Her father would understand her weariness and disgust, but he was in conference with Capt. Cannon and Lt. Tindall, planning an "action" for the next morning (assuming they lasted out the night). She knew where Jane was-just down the hall, posted outside Lord Lumpley's bedchamber door. There was no use talking to her at such a time, however. Jane was too pure-hearted to appreciate bitterness.

And then there was Master Hawksworth. Once, she would have thought that he, a proud warrior, would understand. But he'd hobbled off to stand guard in some far corner of the house, and Elizabeth found she lacked the will to seek him out. She had many questions for the Master-and little stomach for the likely answers. Easier to simply escape.

She kept going up until there was no higher to climb.

Mr. Smith noticed her first.

"Buh ruhzzzzz!" he said. "Buh ruhzzzzz!"

"And good evening to you."

Dr. Keckilpenny was half-dozing on the floor, his head against his trunk. At the sound of Elizabeth's voice, though, he hopped up smiling, instantly alert.

"Miss Bennet! I was hoping you would return to my little aerie sooner or later!" He started toward her but stopped after just one stride, his smile taking on a stiff, frozen quality. "As you can see, I've made quite a bit of progress with our subject."

"You have?"

"Indeed!"

"Buh ruhzzzzzz," said Mr. Smith. "Buh ruhzzzzz!"

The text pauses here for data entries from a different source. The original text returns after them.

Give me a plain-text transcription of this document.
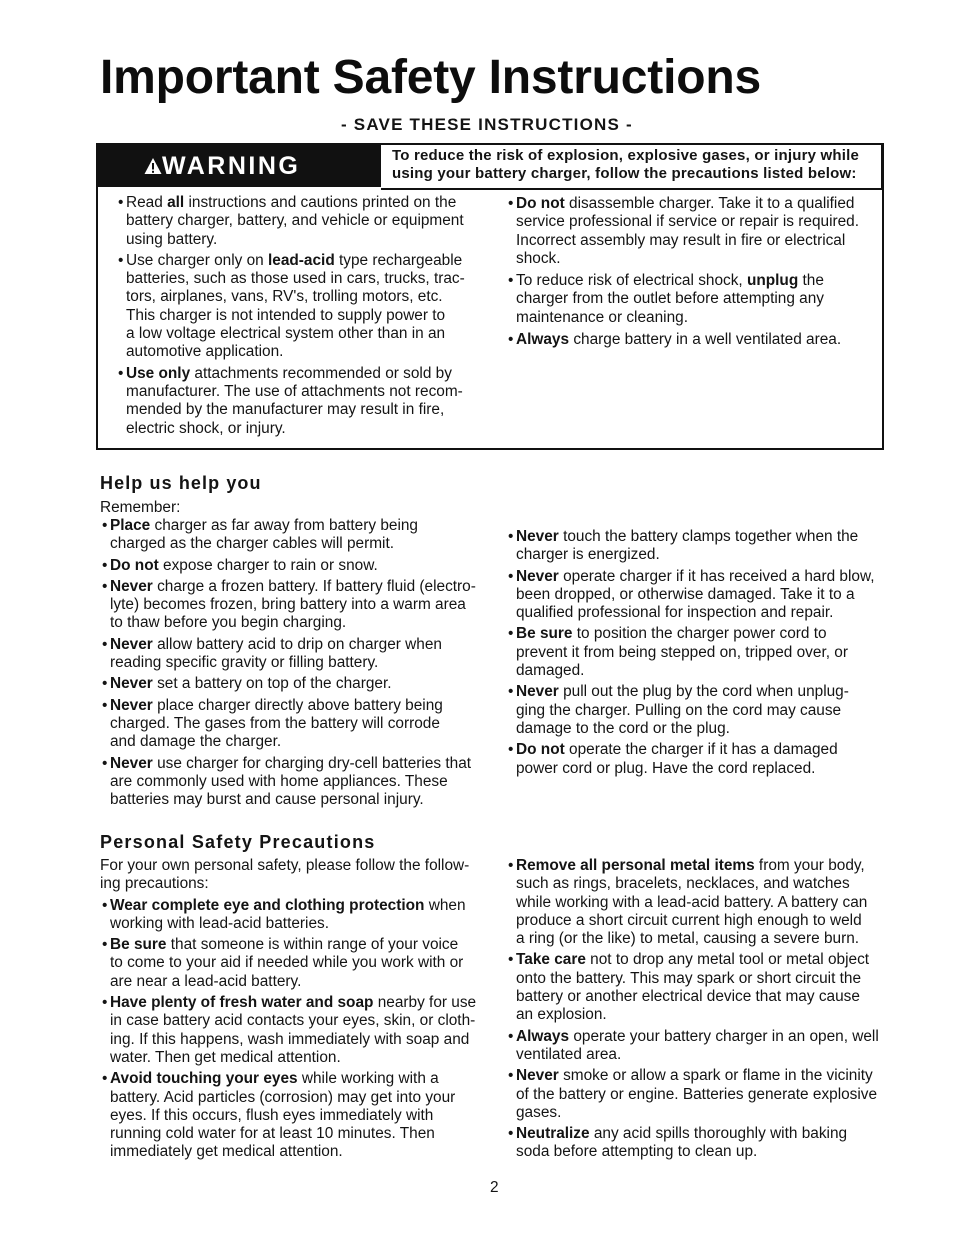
Important Safety Instructions
- SAVE THESE INSTRUCTIONS -
WARNING	To reduce the risk of explosion, explosive gases, or injury while
using your battery charger, follow the precautions listed below:
• Read all instructions and cautions printed on the
battery charger, battery, and vehicle or equipment
using battery.
• Use charger only on lead-acid type rechargeable
batteries, such as those used in cars, trucks, trac-
tors, airplanes, vans, RV's, trolling motors, etc.
This charger is not intended to supply power to
a low voltage electrical system other than in an
automotive application.
• Use only attachments recommended or sold by
manufacturer. The use of attachments not recom-
mended by the manufacturer may result in fire,
electric shock, or injury.
• Do not disassemble charger. Take it to a qualified
service professional if service or repair is required.
Incorrect assembly may result in fire or electrical
shock.
• To reduce risk of electrical shock, unplug the
charger from the outlet before attempting any
maintenance or cleaning.
• Always charge battery in a well ventilated area.
Help us help you
Remember:
• Place charger as far away from battery being
charged as the charger cables will permit.
• Do not expose charger to rain or snow.
• Never charge a frozen battery. If battery fluid (electro-
lyte) becomes frozen, bring battery into a warm area
to thaw before you begin charging.
• Never allow battery acid to drip on charger when
reading specific gravity or filling battery.
• Never set a battery on top of the charger.
• Never place charger directly above battery being
charged. The gases from the battery will corrode
and damage the charger.
• Never use charger for charging dry-cell batteries that
are commonly used with home appliances. These
batteries may burst and cause personal injury.
• Never touch the battery clamps together when the
charger is energized.
• Never operate charger if it has received a hard blow,
been dropped, or otherwise damaged. Take it to a
qualified professional for inspection and repair.
• Be sure to position the charger power cord to
prevent it from being stepped on, tripped over, or
damaged.
• Never pull out the plug by the cord when unplug-
ging the charger. Pulling on the cord may cause
damage to the cord or the plug.
• Do not operate the charger if it has a damaged
power cord or plug. Have the cord replaced.
Personal Safety Precautions
For your own personal safety, please follow the follow-
ing precautions:
• Wear complete eye and clothing protection when
working with lead-acid batteries.
• Be sure that someone is within range of your voice
to come to your aid if needed while you work with or
are near a lead-acid battery.
• Have plenty of fresh water and soap nearby for use
in case battery acid contacts your eyes, skin, or cloth-
ing. If this happens, wash immediately with soap and
water. Then get medical attention.
• Avoid touching your eyes while working with a
battery. Acid particles (corrosion) may get into your
eyes. If this occurs, flush eyes immediately with
running cold water for at least 10 minutes. Then
immediately get medical attention.
• Remove all personal metal items from your body,
such as rings, bracelets, necklaces, and watches
while working with a lead-acid battery. A battery can
produce a short circuit current high enough to weld
a ring (or the like) to metal, causing a severe burn.
• Take care not to drop any metal tool or metal object
onto the battery. This may spark or short circuit the
battery or another electrical device that may cause
an explosion.
• Always operate your battery charger in an open, well
ventilated area.
• Never smoke or allow a spark or flame in the vicinity
of the battery or engine. Batteries generate explosive
gases.
• Neutralize any acid spills thoroughly with baking
soda before attempting to clean up.
2
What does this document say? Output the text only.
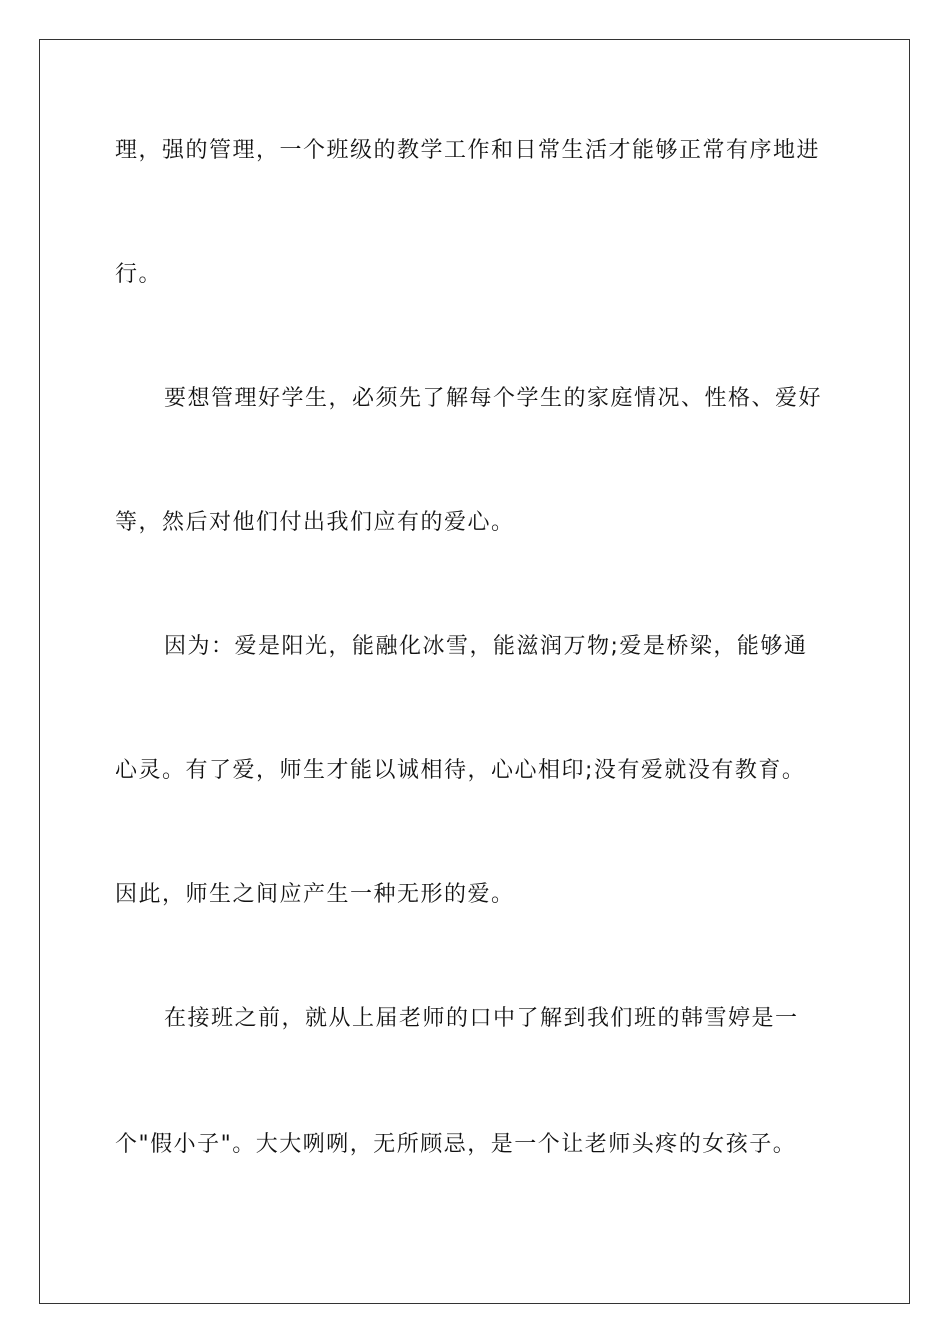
理，强的管理，一个班级的教学工作和日常生活才能够正常有序地进
行。
要想管理好学生，必须先了解每个学生的家庭情况、性格、爱好
等，然后对他们付出我们应有的爱心。
因为：爱是阳光，能融化冰雪，能滋润万物;爱是桥梁，能够通
心灵。有了爱，师生才能以诚相待，心心相印;没有爱就没有教育。
因此，师生之间应产生一种无形的爱。
在接班之前，就从上届老师的口中了解到我们班的韩雪婷是一
个"假小子"。大大咧咧，无所顾忌，是一个让老师头疼的女孩子。
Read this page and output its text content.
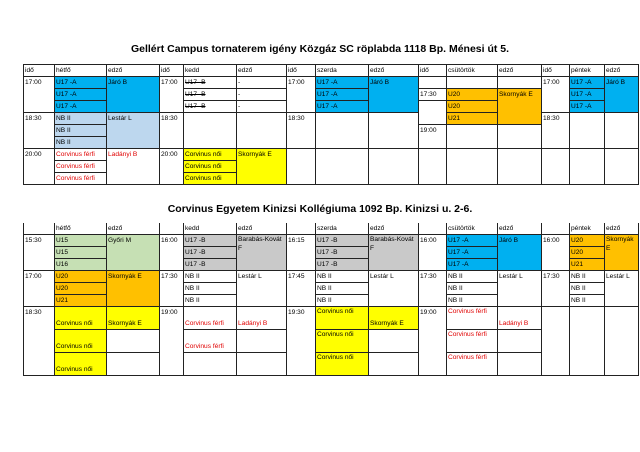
Gellért Campus tornaterem igény Közgáz SC röplabda 1118 Bp. Ménesi út 5.
idő	hétfő	edző	idő	kedd	edző	idő	szerda	edző	idő	csütörtök	edző	idő	péntek	edző
17:00	U17 -A	Járó B	17:00	U17 -B	-	17:00	U17 -A	Járó B				17:00	U17 -A	Járó B
	U17 -A			U17 -B	-		U17 -A		17:30	U20	Skornyák E		U17 -A	
	U17 -A			U17 -B	-		U17 -A			U20			U17 -A	
18:30	NB II	Lestár L	18:30			18:30				U21		18:30		
	NB II								19:00					
	NB II													
20:00	Corvinus férfi	Ladányi B	20:00	Corvinus női	Skornyák E									
	Corvinus férfi			Corvinus női										
	Corvinus férfi			Corvinus női										

Corvinus Egyetem Kinizsi Kollégiuma 1092 Bp. Kinizsi u. 2-6.
	hétfő	edző		kedd	edző		szerda	edző		csütörtök	edző		péntek	edző
15:30	U15	Győri M	16:00	U17 -B	Barabás-Kovát F	16:15	U17 -B	Barabás-Kovát F	16:00	U17 -A	Járó B	16:00	U20	Skornyák E
	U15			U17 -B			U17 -B			U17 -A			U20	
	U16			U17 -B			U17 -B			U17 -A			U21	
17:00	U20	Skornyák E	17:30	NB II	Lestár L	17:45	NB II	Lestár L	17:30	NB II	Lestár L	17:30	NB II	Lestár L
	U20			NB II			NB II			NB II			NB II	
	U21			NB II			NB II			NB II			NB II	
18:30	Corvinus női	Skornyák E	19:00	Corvinus férfi	Ladányi B	19:30	Corvinus női	Skornyák E	19:00	Corvinus férfi	Ladányi B			
	Corvinus női			Corvinus férfi			Corvinus női			Corvinus férfi				
	Corvinus női						Corvinus női			Corvinus férfi				
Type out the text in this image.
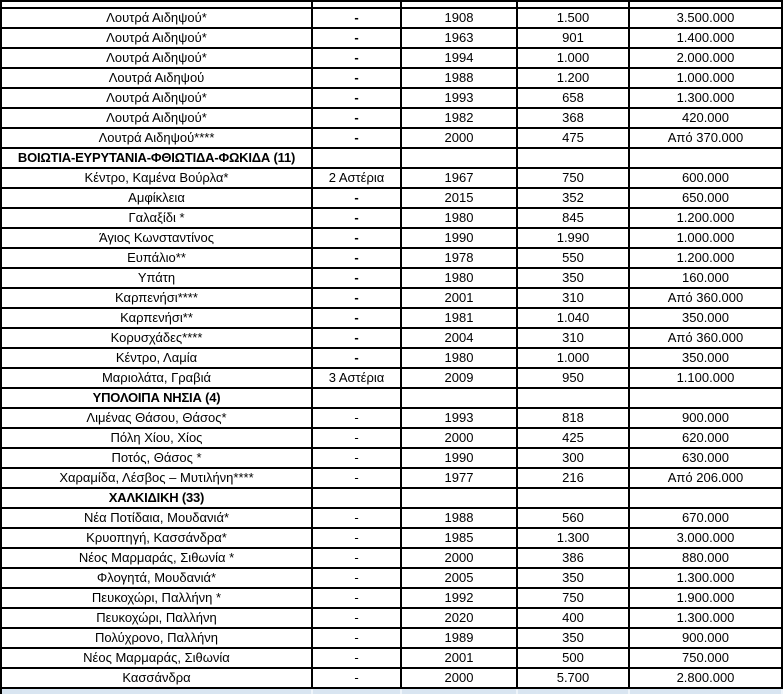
Λουτρά Αιδηψού*	-	1908	1.500	3.500.000
Λουτρά Αιδηψού*	-	1963	901	1.400.000
Λουτρά Αιδηψού*	-	1994	1.000	2.000.000
Λουτρά Αιδηψού	-	1988	1.200	1.000.000
Λουτρά Αιδηψού*	-	1993	658	1.300.000
Λουτρά Αιδηψού*	-	1982	368	420.000
Λουτρά Αιδηψού****	-	2000	475	Από 370.000
ΒΟΙΩΤΙΑ-ΕΥΡΥΤΑΝΙΑ-ΦΘΙΩΤΙΔΑ-ΦΩΚΙΔΑ (11)
Κέντρο, Καμένα Βούρλα*	2 Αστέρια	1967	750	600.000
Αμφίκλεια	-	2015	352	650.000
Γαλαξίδι *	-	1980	845	1.200.000
Άγιος Κωνσταντίνος	-	1990	1.990	1.000.000
Ευπάλιο**	-	1978	550	1.200.000
Υπάτη	-	1980	350	160.000
Καρπενήσι****	-	2001	310	Από 360.000
Καρπενήσι**	-	1981	1.040	350.000
Κορυσχάδες****	-	2004	310	Από 360.000
Κέντρο, Λαμία	-	1980	1.000	350.000
Μαριολάτα, Γραβιά	3 Αστέρια	2009	950	1.100.000
ΥΠΟΛΟΙΠΑ ΝΗΣΙΑ (4)
Λιμένας Θάσου, Θάσος*	-	1993	818	900.000
Πόλη Χίου, Χίος	-	2000	425	620.000
Ποτός, Θάσος *	-	1990	300	630.000
Χαραμίδα, Λέσβος – Μυτιλήνη****	-	1977	216	Από 206.000
ΧΑΛΚΙΔΙΚΗ (33)
Νέα Ποτίδαια, Μουδανιά*	-	1988	560	670.000
Κρυοπηγή, Κασσάνδρα*	-	1985	1.300	3.000.000
Νέος Μαρμαράς, Σιθωνία *	-	2000	386	880.000
Φλογητά, Μουδανιά*	-	2005	350	1.300.000
Πευκοχώρι, Παλλήνη *	-	1992	750	1.900.000
Πευκοχώρι, Παλλήνη	-	2020	400	1.300.000
Πολύχρονο, Παλλήνη	-	1989	350	900.000
Νέος Μαρμαράς, Σιθωνία	-	2001	500	750.000
Κασσάνδρα	-	2000	5.700	2.800.000
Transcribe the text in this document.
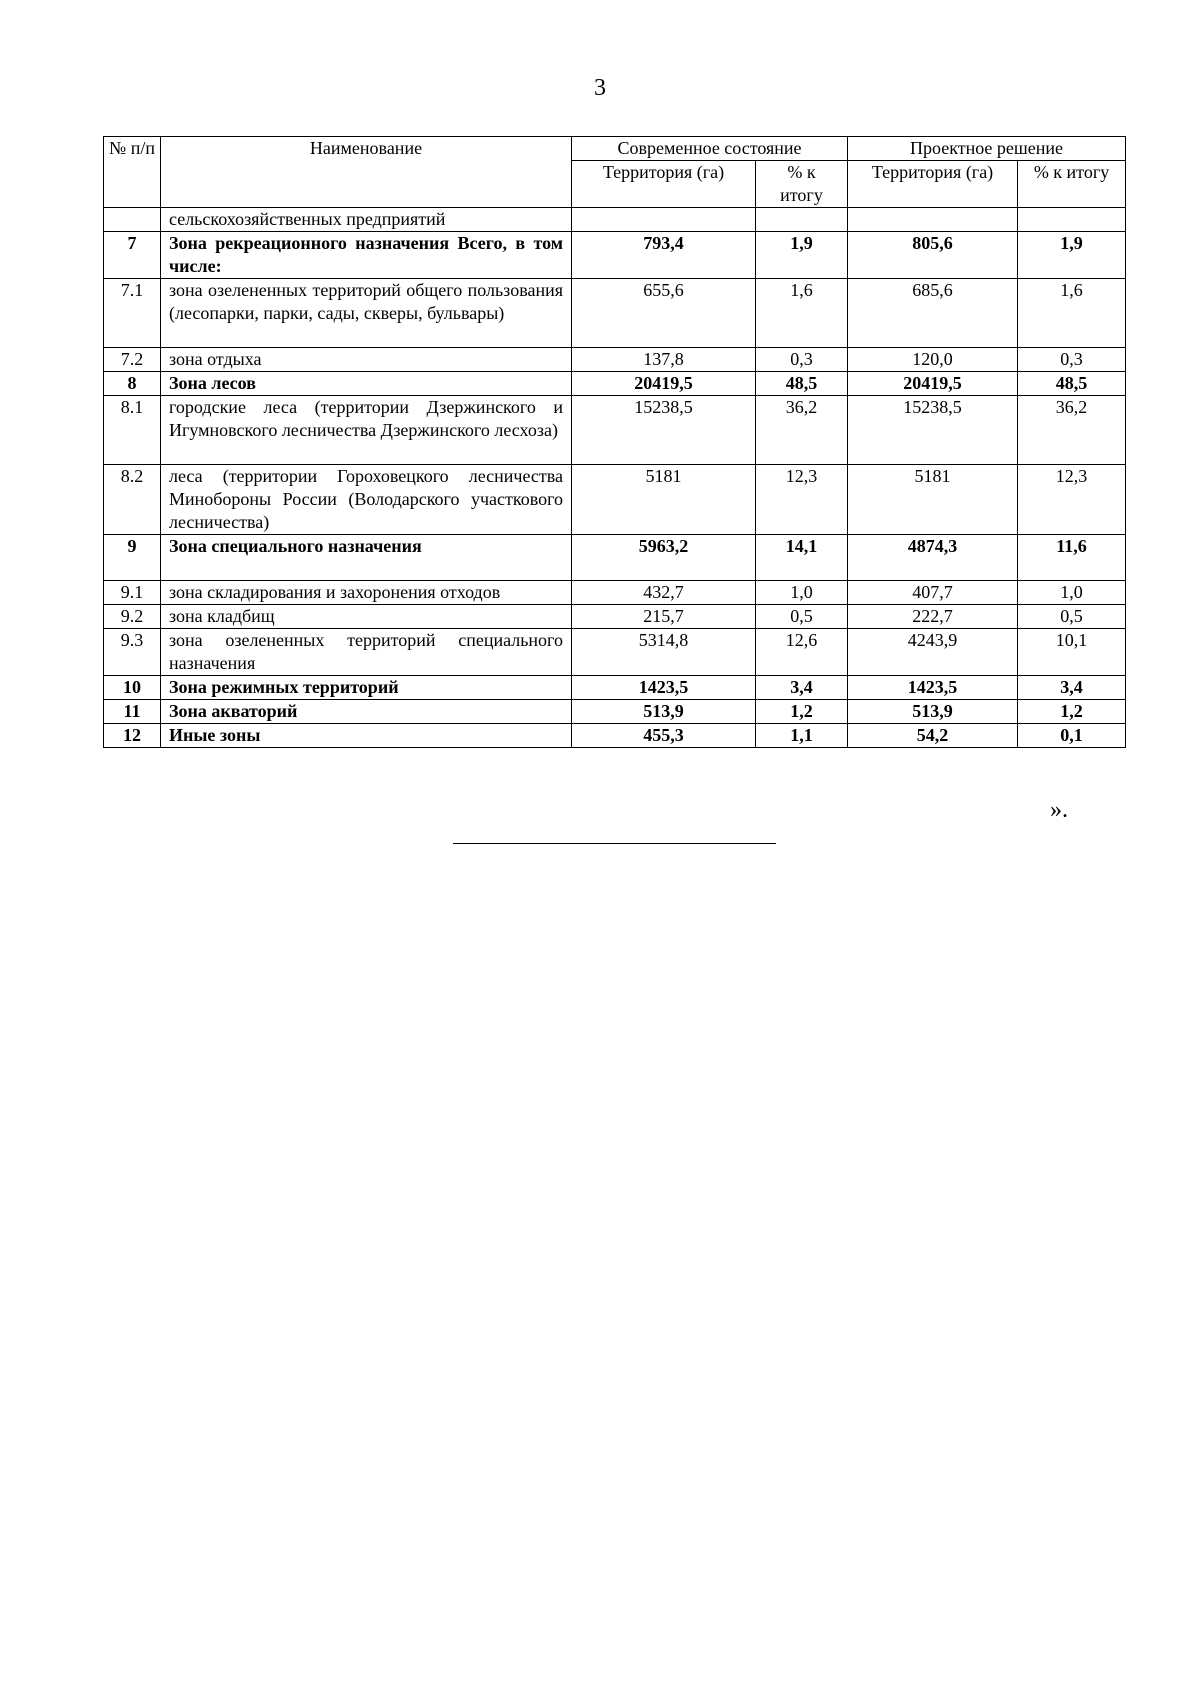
3
№ п/п	Наименование	Современное состояние		Проектное решение	
		Территория (га)	% к итогу	Территория (га)	% к итогу
	сельскохозяйственных предприятий				
7	Зона рекреационного назначения Всего, в том числе:	793,4	1,9	805,6	1,9
7.1	зона озелененных территорий общего пользования (лесопарки, парки, сады, скверы, бульвары)	655,6	1,6	685,6	1,6
7.2	зона отдыха	137,8	0,3	120,0	0,3
8	Зона лесов	20419,5	48,5	20419,5	48,5
8.1	городские леса (территории Дзержинского и Игумновского лесничества Дзержинского лесхоза)	15238,5	36,2	15238,5	36,2
8.2	леса (территории Гороховецкого лесничества Минобороны России (Володарского участкового лесничества)	5181	12,3	5181	12,3
9	Зона специального назначения	5963,2	14,1	4874,3	11,6
9.1	зона складирования и захоронения отходов	432,7	1,0	407,7	1,0
9.2	зона кладбищ	215,7	0,5	222,7	0,5
9.3	зона озелененных территорий специального назначения	5314,8	12,6	4243,9	10,1
10	Зона режимных территорий	1423,5	3,4	1423,5	3,4
11	Зона акваторий	513,9	1,2	513,9	1,2
12	Иные зоны	455,3	1,1	54,2	0,1
».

"Did you hear that, Miss Bennet? 'Buh ruhz' instead of just 'Buhruh.' And all it took was another three hours of intensive re-Anglification. Why, at this rate, I'll have him speaking complete sentences by . . . oh, the early twenty-first century, at the latest."

Mr. Smith was, as usual, pulling against his chains, his arms back, as he writhed and kicked and snapped his teeth at Elizabeth.

"Do you really think this can be of any help to us now?" she asked.

Dr. Keckilpenny shrugged. "I think it is what I can best contribute."

"I assume Dr. Thorne could still use some help with the wounded."